I have also enjoyed following the career of Ms. Fu who is a role model for women in science and a national thought leader in what it takes to be a successful entrepreneur and innovator. (She was also one of First Lady Obama’s guests at the 2010 State of Union address, is a member –with UNC-CH Chancellor Thorp – of the National Advisory Council on Innovation and Entrepreneurship, and has been a prominent figure with Start-up America Partnership).
But what struck me most about the dinner and Ms. Fu’s comments in accepting the award wasn’t so much the list of her accomplishments as a start-up and a leader in 3D imaging or that she was named a “Fast 50″ executive by Fast Company magazine and Entrebizneur of the Year by Business Leader magazine. (Even the data points that Geomagic has attracted more than $8 million in capital from private and institutional investors, increased revenue by more than 2,000% during the last five years and has received millions of dollars in research innovation grants from NSF and NIST – while impressive – were not the most impactful.)
Rather, the message that Ms. Fu relayed — and the one I will remember for award dinners to come — was her emphasis on giving back. During her remarks, she described how after being “asked” to leave the People’s Republic of China, she came to this country to start anew. Unfortunately, the airfare to her final destination had increased, but thanks to the kindness of a total stranger who gave her $5 to make up the fare difference, she was able to attend an English as a second language program and begin her life in America…and a phenomenal career.

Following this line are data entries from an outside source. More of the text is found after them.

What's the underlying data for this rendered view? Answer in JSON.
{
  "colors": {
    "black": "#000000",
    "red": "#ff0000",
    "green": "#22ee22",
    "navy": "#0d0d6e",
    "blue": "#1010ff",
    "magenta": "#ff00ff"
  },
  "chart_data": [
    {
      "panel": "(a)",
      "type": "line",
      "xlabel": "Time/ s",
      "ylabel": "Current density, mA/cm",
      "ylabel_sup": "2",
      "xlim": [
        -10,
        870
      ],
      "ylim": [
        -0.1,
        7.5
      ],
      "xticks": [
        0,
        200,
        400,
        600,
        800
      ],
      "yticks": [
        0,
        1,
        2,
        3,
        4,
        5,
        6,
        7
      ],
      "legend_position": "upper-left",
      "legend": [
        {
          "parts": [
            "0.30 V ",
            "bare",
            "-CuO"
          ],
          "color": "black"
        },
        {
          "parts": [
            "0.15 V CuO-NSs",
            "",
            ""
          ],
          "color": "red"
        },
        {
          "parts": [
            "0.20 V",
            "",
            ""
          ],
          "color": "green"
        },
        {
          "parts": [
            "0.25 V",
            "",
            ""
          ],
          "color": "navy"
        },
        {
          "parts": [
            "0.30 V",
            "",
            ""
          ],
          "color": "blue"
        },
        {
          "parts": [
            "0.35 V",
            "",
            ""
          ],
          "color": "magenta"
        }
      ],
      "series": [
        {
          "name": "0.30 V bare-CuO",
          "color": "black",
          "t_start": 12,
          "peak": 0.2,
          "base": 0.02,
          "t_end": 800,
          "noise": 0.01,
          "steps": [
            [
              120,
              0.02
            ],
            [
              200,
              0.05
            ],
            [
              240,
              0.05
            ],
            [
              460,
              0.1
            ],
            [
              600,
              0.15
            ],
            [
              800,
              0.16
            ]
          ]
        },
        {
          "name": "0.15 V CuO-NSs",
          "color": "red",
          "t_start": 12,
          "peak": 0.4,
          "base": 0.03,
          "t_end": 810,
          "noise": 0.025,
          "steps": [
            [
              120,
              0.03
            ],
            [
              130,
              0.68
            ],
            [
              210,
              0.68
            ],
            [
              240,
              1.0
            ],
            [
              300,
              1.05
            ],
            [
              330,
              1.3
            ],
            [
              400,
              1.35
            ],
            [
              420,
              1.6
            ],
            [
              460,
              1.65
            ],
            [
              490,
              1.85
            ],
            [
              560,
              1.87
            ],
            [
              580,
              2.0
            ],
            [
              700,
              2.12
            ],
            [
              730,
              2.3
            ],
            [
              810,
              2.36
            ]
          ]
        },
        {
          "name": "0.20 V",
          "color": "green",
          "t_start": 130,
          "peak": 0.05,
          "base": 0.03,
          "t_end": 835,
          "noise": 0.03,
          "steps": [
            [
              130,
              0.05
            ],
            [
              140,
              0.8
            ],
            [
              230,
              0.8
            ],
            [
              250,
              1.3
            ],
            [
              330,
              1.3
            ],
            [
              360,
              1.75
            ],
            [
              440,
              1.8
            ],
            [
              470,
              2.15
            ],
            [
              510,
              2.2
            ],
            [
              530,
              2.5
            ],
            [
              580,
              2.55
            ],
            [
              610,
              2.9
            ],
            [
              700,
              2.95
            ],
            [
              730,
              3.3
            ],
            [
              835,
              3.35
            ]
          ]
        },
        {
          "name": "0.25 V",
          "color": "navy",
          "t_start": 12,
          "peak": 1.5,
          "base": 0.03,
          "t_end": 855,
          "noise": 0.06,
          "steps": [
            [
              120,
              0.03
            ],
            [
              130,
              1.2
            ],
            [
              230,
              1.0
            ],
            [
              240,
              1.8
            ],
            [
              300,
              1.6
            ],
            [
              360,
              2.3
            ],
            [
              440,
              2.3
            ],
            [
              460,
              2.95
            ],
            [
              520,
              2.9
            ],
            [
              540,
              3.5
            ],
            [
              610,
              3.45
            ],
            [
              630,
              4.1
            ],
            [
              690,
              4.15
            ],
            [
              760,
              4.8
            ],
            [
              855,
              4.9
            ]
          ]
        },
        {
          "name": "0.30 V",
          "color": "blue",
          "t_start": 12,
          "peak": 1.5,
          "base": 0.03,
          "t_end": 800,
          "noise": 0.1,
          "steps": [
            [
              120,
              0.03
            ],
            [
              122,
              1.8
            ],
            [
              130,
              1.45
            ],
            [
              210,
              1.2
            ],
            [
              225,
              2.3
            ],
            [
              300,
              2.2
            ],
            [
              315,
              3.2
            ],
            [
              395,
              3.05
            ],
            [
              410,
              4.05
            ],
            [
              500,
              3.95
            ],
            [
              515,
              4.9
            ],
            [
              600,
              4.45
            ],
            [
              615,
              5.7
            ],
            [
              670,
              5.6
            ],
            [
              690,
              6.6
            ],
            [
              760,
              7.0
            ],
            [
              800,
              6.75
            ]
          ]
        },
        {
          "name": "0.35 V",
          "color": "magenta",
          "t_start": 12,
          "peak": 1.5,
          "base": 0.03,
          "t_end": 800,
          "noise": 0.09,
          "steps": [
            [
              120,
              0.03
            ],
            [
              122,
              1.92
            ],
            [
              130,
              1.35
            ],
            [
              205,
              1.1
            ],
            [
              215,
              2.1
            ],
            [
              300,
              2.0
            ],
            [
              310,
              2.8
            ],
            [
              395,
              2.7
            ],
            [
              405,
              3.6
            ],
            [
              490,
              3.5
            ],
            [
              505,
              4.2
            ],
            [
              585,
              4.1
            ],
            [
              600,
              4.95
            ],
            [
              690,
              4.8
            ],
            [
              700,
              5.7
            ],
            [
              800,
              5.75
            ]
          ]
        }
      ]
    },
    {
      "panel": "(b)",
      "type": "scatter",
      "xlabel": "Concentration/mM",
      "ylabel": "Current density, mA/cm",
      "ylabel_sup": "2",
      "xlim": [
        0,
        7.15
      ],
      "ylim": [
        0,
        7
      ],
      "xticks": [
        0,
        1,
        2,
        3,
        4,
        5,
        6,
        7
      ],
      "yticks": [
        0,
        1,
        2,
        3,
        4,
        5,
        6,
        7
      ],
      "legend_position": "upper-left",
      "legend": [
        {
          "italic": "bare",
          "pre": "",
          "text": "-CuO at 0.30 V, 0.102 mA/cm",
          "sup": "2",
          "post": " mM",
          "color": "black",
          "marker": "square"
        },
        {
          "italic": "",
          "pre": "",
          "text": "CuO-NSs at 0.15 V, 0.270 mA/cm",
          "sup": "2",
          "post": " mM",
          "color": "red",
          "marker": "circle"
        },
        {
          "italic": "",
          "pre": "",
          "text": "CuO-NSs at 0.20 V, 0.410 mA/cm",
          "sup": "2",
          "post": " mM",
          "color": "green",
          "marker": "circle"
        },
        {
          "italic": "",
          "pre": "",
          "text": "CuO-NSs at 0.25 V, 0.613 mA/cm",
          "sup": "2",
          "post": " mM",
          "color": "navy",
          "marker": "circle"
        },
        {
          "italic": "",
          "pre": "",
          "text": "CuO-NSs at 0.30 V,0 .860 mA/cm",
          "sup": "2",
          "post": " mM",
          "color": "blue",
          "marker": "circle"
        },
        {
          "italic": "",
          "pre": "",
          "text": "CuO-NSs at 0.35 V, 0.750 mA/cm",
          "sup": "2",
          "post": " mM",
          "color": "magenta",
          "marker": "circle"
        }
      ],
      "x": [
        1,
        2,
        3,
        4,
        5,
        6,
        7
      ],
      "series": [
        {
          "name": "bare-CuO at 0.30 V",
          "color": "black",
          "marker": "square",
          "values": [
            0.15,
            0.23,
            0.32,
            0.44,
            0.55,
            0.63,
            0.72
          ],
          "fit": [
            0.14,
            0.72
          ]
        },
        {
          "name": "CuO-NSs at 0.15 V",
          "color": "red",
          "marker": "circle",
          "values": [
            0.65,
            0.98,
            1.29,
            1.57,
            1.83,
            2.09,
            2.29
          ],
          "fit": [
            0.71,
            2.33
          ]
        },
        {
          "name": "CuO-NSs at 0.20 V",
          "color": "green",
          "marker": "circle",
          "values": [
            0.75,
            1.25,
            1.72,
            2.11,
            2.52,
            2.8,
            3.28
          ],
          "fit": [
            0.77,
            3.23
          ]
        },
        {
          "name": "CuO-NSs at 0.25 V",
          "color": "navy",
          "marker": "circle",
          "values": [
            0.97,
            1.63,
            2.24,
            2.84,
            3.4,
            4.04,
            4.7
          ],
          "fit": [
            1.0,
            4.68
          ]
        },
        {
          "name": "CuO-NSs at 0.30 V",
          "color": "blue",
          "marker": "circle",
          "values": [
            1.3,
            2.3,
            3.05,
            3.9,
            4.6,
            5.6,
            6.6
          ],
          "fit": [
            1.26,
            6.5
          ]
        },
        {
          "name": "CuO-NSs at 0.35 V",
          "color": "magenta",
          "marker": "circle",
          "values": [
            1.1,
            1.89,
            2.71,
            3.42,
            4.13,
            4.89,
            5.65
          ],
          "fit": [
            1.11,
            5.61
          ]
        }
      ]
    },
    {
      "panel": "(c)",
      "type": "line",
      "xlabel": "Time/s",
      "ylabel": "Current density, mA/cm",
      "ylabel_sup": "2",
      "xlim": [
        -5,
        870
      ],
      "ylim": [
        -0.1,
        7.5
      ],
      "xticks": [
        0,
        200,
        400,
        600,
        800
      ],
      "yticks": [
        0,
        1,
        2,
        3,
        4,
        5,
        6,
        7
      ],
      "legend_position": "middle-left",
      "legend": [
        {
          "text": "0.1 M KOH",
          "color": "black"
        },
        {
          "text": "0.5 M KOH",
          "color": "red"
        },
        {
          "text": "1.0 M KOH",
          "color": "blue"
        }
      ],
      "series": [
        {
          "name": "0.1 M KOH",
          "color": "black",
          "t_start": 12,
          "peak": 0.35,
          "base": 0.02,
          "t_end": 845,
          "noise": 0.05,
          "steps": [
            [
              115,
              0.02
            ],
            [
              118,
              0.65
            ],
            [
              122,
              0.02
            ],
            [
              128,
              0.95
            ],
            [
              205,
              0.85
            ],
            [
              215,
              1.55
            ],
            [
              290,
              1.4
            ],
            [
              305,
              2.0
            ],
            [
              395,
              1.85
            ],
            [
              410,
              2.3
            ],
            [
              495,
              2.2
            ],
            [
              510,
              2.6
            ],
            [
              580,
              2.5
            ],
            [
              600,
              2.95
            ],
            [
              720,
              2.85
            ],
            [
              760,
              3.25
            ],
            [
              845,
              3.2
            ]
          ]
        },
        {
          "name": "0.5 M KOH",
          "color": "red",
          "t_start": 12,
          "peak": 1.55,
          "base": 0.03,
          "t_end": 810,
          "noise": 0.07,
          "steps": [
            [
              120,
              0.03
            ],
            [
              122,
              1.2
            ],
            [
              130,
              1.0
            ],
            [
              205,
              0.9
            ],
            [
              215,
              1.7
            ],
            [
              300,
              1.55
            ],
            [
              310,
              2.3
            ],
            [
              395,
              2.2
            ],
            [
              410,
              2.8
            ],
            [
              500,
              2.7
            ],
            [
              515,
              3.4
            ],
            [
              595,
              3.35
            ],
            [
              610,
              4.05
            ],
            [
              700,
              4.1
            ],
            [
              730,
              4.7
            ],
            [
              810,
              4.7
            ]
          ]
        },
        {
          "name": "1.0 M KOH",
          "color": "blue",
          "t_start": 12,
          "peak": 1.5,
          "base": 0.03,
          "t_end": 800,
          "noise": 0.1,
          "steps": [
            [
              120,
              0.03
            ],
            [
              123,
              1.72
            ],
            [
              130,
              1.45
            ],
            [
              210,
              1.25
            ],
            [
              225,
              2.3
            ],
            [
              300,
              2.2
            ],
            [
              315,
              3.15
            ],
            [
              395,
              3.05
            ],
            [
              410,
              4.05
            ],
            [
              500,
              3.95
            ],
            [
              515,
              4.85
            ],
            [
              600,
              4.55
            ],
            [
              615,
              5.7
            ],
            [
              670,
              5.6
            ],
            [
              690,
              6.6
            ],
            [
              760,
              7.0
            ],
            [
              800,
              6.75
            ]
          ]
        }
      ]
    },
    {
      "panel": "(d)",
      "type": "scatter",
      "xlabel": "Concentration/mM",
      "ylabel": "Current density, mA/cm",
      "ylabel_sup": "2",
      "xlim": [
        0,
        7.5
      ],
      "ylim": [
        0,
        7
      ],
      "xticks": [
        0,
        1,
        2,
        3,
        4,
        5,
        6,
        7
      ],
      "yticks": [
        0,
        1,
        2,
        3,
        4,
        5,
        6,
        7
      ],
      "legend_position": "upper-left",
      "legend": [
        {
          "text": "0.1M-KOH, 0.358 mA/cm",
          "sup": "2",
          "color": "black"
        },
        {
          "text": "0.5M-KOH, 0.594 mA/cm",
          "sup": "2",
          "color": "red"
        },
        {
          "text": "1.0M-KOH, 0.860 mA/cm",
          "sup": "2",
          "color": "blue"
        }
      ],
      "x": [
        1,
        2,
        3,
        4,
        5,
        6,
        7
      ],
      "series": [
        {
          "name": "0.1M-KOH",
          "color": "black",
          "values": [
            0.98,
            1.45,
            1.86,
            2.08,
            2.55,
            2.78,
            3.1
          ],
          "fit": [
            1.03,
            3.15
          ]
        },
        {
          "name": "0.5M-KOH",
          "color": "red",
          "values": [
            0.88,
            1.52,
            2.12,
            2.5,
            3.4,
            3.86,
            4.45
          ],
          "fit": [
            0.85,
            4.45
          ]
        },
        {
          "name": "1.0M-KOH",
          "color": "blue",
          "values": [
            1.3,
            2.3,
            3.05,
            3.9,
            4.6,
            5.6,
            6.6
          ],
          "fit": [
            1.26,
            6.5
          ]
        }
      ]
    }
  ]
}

In her early endeavors and as she built Geomagic, she was guided by the idea that while the world is global, a company’s impact is first local. She stressed the importance that companies of all sizes give back to their communities and be an active part in them. In this vein, she noted Geomagic’s decision to expand and grow in the Research Triangle despite lower labor costs in other venues around the world for the talent the company needs. Echoing a quote she gave to an early news story announcing her role in the Start-up America campaign, that “It’s good will, and being a company that’s doing good things for society [that] will bring good things in return,” she noted how Geomagic is actively involved in all aspects of our regional community, from collecting unused soaps, shampoos and toiletries for the Durham Ronald MacDonald House to adopting a school to hosting school groups with an interest in engineering for an afternoon of 3D to
volunteering at Habitat for Humanity. They do this not because it’s a good thing to do, but because it’s the thing right thing to do.
Appropriately, she ended her comments at the IAC Dinner with the advice that when in doubt, we should all err on the “side of generosity.”
It struck me as more than a coincidence that she chose to use that term. Fifty three years ago, a group of visionaries were guided by the same principle in setting up the Research Triangle Park. As Professor Albert Link so aptly captured in his book detailing the founding of RTP – “A Generosity of Spirit” – the Park’s establishment was all about creating a highly ambitious “big bet” that served as a catalyst for aligning the region and state’s knowledge resources and business climate attributes to create jobs and opportunities for all of North Carolina.
As George Simpson (one of the first staff of RTP) noted, “There was a generosity of spirit that dominated from the beginning, and this was what enabled people to look beyond their own narrow interests for the benefit of the entire project.”
Whether creating a research park or providing the inspiration and passion to turn an idea into a start-up that has gained global recognition, the generosity of spirit lives on in the region. It’s what feeds the collaboration that fuels innovation…and what makes the Research Triangle such a unique place.